Following intralesional curettage of benign bone tumors, bone graft is often used to fill the osseous defect in an attempt to accelerate bony ingrowth and allow for possible earlier weight-bearing [9]. While autograft is historically the gold standard for bone substitution, bone graft extenders and substitutes are abundant in supply, readily available, and avoid complications from the use of autograft or allograft, such as donor site pain and immunogenic reactions, respectively [10]. Although often convenient, bone graft substitutes are not without unique complications. The most common complications reported that are directly attributable to the use of synthetic bone grafts are pain, delayed wound healing, sterile inflammatory reaction, prolonged wound drainage, and soft tissue cystic formation [6-8]. All of these complications are thought to be caused by inflammatory reactions to the bone graft, possibly related to the rapid resorption of calcium sulfate [11].

Friesenbichler et al. reported an adverse reaction to geneX, a bone graft substitute comprised of a β-tricalcium phosphate/calcium sulfate hemihydrate compound, used in bone defect reconstruction after intralesional curettage of benign and low-grade malignant bone tumors resulting in wound complications such as marked local aseptic inflammation of muscle and skin, and inflammatory cystic formations.

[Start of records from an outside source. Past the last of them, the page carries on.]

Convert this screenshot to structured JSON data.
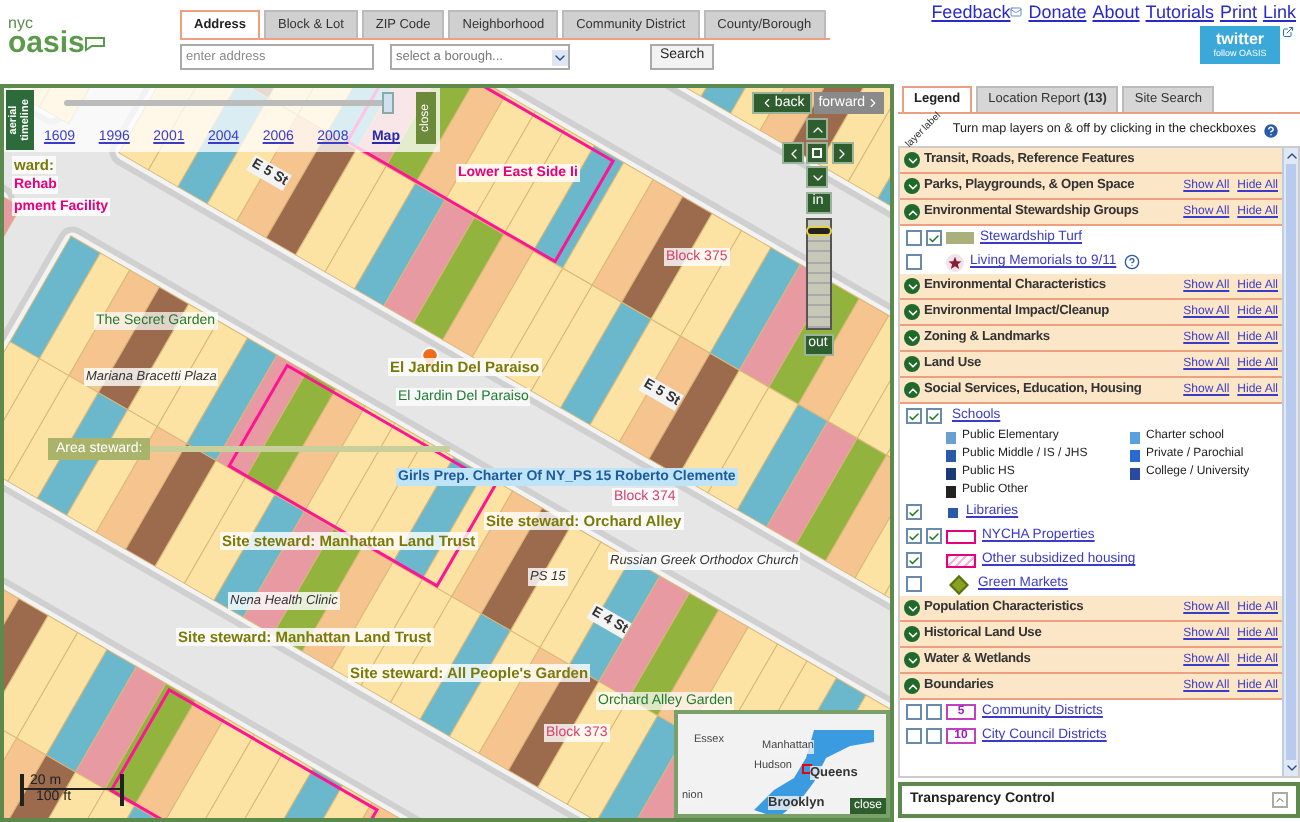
{
  "header": {
    "logo_small": "nyc",
    "logo_big": "oasis",
    "search_tabs": [
      {
        "label": "Address",
        "selected": true
      },
      {
        "label": "Block & Lot",
        "selected": false
      },
      {
        "label": "ZIP Code",
        "selected": false
      },
      {
        "label": "Neighborhood",
        "selected": false
      },
      {
        "label": "Community District",
        "selected": false
      },
      {
        "label": "County/Borough",
        "selected": false
      }
    ],
    "address_field": {
      "placeholder": "enter address"
    },
    "borough_select": {
      "placeholder": "select a borough..."
    },
    "search_button": "Search",
    "links": [
      "Feedback",
      "Donate",
      "About",
      "Tutorials",
      "Print",
      "Link"
    ],
    "twitter": {
      "title": "twitter",
      "subtitle": "follow OASIS"
    }
  },
  "map": {
    "timeline": {
      "label": "aerial timeline",
      "close": "close",
      "years": [
        {
          "label": "1609",
          "selected": false
        },
        {
          "label": "1996",
          "selected": false
        },
        {
          "label": "2001",
          "selected": false
        },
        {
          "label": "2004",
          "selected": false
        },
        {
          "label": "2006",
          "selected": false
        },
        {
          "label": "2008",
          "selected": false
        },
        {
          "label": "Map",
          "selected": true
        }
      ]
    },
    "nav": {
      "back": "back",
      "forward": "forward",
      "zoom_in": "in",
      "zoom_out": "out",
      "zoom": {
        "level": 0.95
      }
    },
    "labels": [
      {
        "text": "ward:",
        "kind": "steward"
      },
      {
        "text": "Rehab",
        "kind": "pink"
      },
      {
        "text": "pment Facility",
        "kind": "pink"
      },
      {
        "text": "E 5 St",
        "kind": "street"
      },
      {
        "text": "Lower East Side Ii",
        "kind": "pink"
      },
      {
        "text": "The Secret Garden",
        "kind": "garden"
      },
      {
        "text": "Block 375",
        "kind": "block"
      },
      {
        "text": "El Jardin Del Paraiso",
        "kind": "steward"
      },
      {
        "text": "El Jardin Del Paraiso",
        "kind": "garden"
      },
      {
        "text": "Mariana Bracetti Plaza",
        "kind": "place"
      },
      {
        "text": "E 5 St",
        "kind": "street"
      },
      {
        "text": "Area steward:",
        "kind": "callout"
      },
      {
        "text": "Girls Prep. Charter Of NY_PS 15 Roberto Clemente",
        "kind": "school"
      },
      {
        "text": "Block 374",
        "kind": "block"
      },
      {
        "text": "PS 15",
        "kind": "place"
      },
      {
        "text": "Site steward: Manhattan Land Trust",
        "kind": "steward"
      },
      {
        "text": "Site steward: Orchard Alley",
        "kind": "steward"
      },
      {
        "text": "Russian Greek Orthodox Church",
        "kind": "place"
      },
      {
        "text": "Nena Health Clinic",
        "kind": "place"
      },
      {
        "text": "E 4 St",
        "kind": "street"
      },
      {
        "text": "Site steward: Manhattan Land Trust",
        "kind": "steward"
      },
      {
        "text": "Site steward: All People's Garden",
        "kind": "steward"
      },
      {
        "text": "Orchard Alley Garden",
        "kind": "garden"
      },
      {
        "text": "Block 373",
        "kind": "block"
      }
    ],
    "scale": {
      "metric": "20 m",
      "imperial": "100 ft"
    },
    "overview": {
      "places": [
        "Essex",
        "Manhattan",
        "Hudson",
        "Queens",
        "nion",
        "Brooklyn"
      ],
      "close": "close"
    }
  },
  "legend": {
    "tabs": [
      {
        "label": "Legend",
        "selected": true
      },
      {
        "label": "Location Report **(13)**",
        "selected": false
      },
      {
        "label": "Site Search",
        "selected": false
      }
    ],
    "column_labels": [
      "layer",
      "label"
    ],
    "instructions": "Turn map layers on & off by clicking in the checkboxes",
    "sections": [
      {
        "title": "Transit, Roads, Reference Features",
        "expanded": false
      },
      {
        "title": "Parks, Playgrounds, & Open Space",
        "expanded": false,
        "show_all": "Show All",
        "hide_all": "Hide All"
      },
      {
        "title": "Environmental Stewardship Groups",
        "expanded": true,
        "show_all": "Show All",
        "hide_all": "Hide All",
        "items": [
          {
            "label": "Stewardship Turf",
            "kind": "swatch",
            "checkboxes": [
              {
                "checked": false
              },
              {
                "checked": true
              }
            ]
          },
          {
            "label": "Living Memorials to 9/11",
            "kind": "star",
            "checkboxes": [
              {
                "checked": false
              }
            ]
          }
        ]
      },
      {
        "title": "Environmental Characteristics",
        "expanded": false,
        "show_all": "Show All",
        "hide_all": "Hide All"
      },
      {
        "title": "Environmental Impact/Cleanup",
        "expanded": false,
        "show_all": "Show All",
        "hide_all": "Hide All"
      },
      {
        "title": "Zoning & Landmarks",
        "expanded": false,
        "show_all": "Show All",
        "hide_all": "Hide All"
      },
      {
        "title": "Land Use",
        "expanded": false,
        "show_all": "Show All",
        "hide_all": "Hide All"
      },
      {
        "title": "Social Services, Education, Housing",
        "expanded": true,
        "show_all": "Show All",
        "hide_all": "Hide All",
        "items": [
          {
            "label": "Schools",
            "kind": "schools",
            "checkboxes": [
              {
                "checked": true
              },
              {
                "checked": true
              }
            ],
            "key": [
              {
                "label": "Public Elementary",
                "kind": "elementary"
              },
              {
                "label": "Public Middle / IS / JHS",
                "kind": "middle"
              },
              {
                "label": "Public HS",
                "kind": "hs"
              },
              {
                "label": "Public Other",
                "kind": "other"
              },
              {
                "label": "Charter school",
                "kind": "charter"
              },
              {
                "label": "Private / Parochial",
                "kind": "private"
              },
              {
                "label": "College / University",
                "kind": "college"
              }
            ]
          },
          {
            "label": "Libraries",
            "kind": "library",
            "checkboxes": [
              {
                "checked": true
              }
            ]
          },
          {
            "label": "NYCHA Properties",
            "kind": "outline",
            "checkboxes": [
              {
                "checked": true
              },
              {
                "checked": true
              }
            ]
          },
          {
            "label": "Other subsidized housing",
            "kind": "hatch",
            "checkboxes": [
              {
                "checked": true
              }
            ]
          },
          {
            "label": "Green Markets",
            "kind": "diamond",
            "checkboxes": [
              {
                "checked": false
              }
            ]
          }
        ]
      },
      {
        "title": "Population Characteristics",
        "expanded": false,
        "show_all": "Show All",
        "hide_all": "Hide All"
      },
      {
        "title": "Historical Land Use",
        "expanded": false,
        "show_all": "Show All",
        "hide_all": "Hide All"
      },
      {
        "title": "Water & Wetlands",
        "expanded": false,
        "show_all": "Show All",
        "hide_all": "Hide All"
      },
      {
        "title": "Boundaries",
        "expanded": true,
        "show_all": "Show All",
        "hide_all": "Hide All",
        "items": [
          {
            "label": "Community Districts",
            "kind": "number",
            "badge": "5",
            "checkboxes": [
              {
                "checked": false
              },
              {
                "checked": false
              }
            ]
          },
          {
            "label": "City Council Districts",
            "kind": "number",
            "badge": "10",
            "checkboxes": [
              {
                "checked": false
              },
              {
                "checked": false
              }
            ]
          }
        ]
      }
    ],
    "transparency": "Transparency Control"
  }
}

No identifiable associated factors such as smoking or known allergies could be linked to these reactions [11]. Robinson et al. noted an inflammatory reaction, following calcium sulfate use, on MRI three days postoperatively which resolved without complication or intervention in two months. This inflammation may be due to rapid graft resorption resulting calcium-rich fluid and lowered pH [6].

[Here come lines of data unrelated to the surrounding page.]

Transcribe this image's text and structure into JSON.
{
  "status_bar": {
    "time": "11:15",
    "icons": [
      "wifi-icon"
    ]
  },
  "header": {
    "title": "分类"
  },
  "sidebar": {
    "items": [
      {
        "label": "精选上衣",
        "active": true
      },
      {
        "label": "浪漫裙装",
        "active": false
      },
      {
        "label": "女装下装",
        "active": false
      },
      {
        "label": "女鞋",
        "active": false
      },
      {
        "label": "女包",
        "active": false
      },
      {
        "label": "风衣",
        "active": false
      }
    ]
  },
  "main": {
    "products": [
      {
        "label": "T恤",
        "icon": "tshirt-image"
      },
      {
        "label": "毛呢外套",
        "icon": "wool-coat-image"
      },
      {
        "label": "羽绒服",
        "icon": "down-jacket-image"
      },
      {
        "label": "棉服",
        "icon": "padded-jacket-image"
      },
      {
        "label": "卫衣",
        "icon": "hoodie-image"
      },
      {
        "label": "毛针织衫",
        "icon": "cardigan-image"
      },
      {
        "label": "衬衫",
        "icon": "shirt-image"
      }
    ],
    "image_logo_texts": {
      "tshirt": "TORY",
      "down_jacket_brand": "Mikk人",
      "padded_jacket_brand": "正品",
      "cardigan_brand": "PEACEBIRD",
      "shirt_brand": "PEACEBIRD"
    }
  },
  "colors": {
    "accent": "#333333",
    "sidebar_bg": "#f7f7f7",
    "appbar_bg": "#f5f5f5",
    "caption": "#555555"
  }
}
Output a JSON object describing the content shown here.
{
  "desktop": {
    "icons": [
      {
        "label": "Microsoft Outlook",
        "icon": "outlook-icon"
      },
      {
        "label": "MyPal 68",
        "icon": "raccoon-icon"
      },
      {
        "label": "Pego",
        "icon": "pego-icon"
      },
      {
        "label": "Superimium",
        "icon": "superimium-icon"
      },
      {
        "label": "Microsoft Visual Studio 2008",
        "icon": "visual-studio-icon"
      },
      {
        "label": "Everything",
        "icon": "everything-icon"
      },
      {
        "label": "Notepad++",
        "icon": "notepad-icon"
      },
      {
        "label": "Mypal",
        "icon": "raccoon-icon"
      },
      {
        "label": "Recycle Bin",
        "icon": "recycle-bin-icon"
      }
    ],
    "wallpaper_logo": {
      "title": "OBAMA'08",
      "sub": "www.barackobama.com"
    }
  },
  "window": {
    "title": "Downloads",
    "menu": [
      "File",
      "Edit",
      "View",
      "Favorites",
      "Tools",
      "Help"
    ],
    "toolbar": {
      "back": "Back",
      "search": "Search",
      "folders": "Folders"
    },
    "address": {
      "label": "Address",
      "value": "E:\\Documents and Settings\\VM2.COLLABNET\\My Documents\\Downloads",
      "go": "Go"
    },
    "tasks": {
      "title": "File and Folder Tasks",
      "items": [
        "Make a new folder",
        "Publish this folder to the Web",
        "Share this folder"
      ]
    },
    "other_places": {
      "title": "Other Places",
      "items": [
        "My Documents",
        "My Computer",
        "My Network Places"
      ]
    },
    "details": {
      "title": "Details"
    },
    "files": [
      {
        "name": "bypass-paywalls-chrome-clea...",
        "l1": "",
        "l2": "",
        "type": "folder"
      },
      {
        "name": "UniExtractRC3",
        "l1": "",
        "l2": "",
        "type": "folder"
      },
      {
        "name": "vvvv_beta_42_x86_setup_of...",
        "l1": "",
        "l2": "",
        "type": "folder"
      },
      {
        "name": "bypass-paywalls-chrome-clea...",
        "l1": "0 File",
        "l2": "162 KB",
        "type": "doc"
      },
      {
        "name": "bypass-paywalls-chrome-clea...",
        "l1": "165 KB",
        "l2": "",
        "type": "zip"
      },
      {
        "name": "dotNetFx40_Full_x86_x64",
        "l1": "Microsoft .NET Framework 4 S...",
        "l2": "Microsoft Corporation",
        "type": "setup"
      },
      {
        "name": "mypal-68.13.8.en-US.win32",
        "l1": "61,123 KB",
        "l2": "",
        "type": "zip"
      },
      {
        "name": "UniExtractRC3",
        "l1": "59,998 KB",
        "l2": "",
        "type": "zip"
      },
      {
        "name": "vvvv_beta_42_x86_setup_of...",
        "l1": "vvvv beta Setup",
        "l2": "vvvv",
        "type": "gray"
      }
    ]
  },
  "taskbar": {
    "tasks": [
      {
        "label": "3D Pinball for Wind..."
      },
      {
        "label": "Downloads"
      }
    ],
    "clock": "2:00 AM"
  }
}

Civinini et al. reviewed the kinetics of calcium sulfate/calcium phosphate bioceramics with use of quantitative CT which revealed that these bioceramics can persist for up to two years which is consistent with the findings in our case [12]. Unlike prior reports, we provide histologic evidence of an adverse reaction to bone graft substitute causing progressive osteolysis. Histologic evaluation of the intra-operative specimen revealed histiocyte rich chronic inflammation and a few giant cells with both polarizable and nonpolarizable foreign material which we believe was a reaction to the ceramic bone graft substitute, PRO-DENSE™, used in the initial procedure. In our case, this inflammatory reaction to the bone graft substitute led to an increased area of osteolysis around the implant in the femoral neck region, as seen in the postoperative radiograph. This leads to weakening of the osseous integrity and increases the risk for serious complications such as implant loosening, femoral neck fracture, avascular necrosis, and collapse of the articular surface which may necessitate the need for arthroplasty in a young patient.

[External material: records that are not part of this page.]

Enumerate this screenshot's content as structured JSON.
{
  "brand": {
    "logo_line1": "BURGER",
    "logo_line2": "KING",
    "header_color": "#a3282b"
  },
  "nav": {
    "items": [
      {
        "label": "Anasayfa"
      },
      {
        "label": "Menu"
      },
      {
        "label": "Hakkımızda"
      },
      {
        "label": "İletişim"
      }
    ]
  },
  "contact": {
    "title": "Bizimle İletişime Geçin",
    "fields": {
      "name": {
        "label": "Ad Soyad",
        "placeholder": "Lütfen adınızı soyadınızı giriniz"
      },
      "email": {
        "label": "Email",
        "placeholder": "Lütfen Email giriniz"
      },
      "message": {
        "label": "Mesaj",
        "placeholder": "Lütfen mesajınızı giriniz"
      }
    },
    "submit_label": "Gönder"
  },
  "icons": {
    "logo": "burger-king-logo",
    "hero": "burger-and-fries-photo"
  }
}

An additional shortcoming of synthetic bone graft substitutes is the graft incorporation profile. Many of these products contain calcium sulfate which is absorbed before bony ingrowth occurs. The radiolucency observed on postoperative radiographs can be difficult to interpret as recurrence or normal resorption. There is typically a predictable pattern of absorption and osseous ingrowth, which progresses from the periphery towards the center [13,14]. Auston et al. discusses unexpected radiographic lucency (URL) following the use of calcium sulfate/tricalcium phosphate bone graft substitutes [9]. They describe URL as any radiolucency that varied from the typical pattern of osseous ingrowth and occurred in 13% of patients in their study. The average time to identification of the URL was 27 weeks. They were unable to identify the specific etiology but proposed URLs could be related to inflammatory or foreign body reactions and ultimately concluded that URLs do not result in clinically relevant adverse events [9]. In our case, we initially noticed a URL at three months postoperatively, but unlike URLs previously described, this radiolucency continued to enlarge two years postoperatively (Figure 4), causing significant pain and increasing the risk of serious complication, ultimately led to an additional operation two years after the initial procedure.

Conclusions

In conclusion, bone graft substitutes have many advantages, including decreased donor site morbidity, cost, and availability. However, there are many unknowns about their safety, efficacy, and long-term outcomes. Bone graft substitutes are viable alternatives to autograft and allografts; however, they should be used with discretion. Our case report represents a clinically significant osteolytic reaction to bone graft substitute requiring an additional operative intervention and places the patient at increased risk for serious complications. Future studies will provide a more appropriate understanding of the risks and benefits of its utilization.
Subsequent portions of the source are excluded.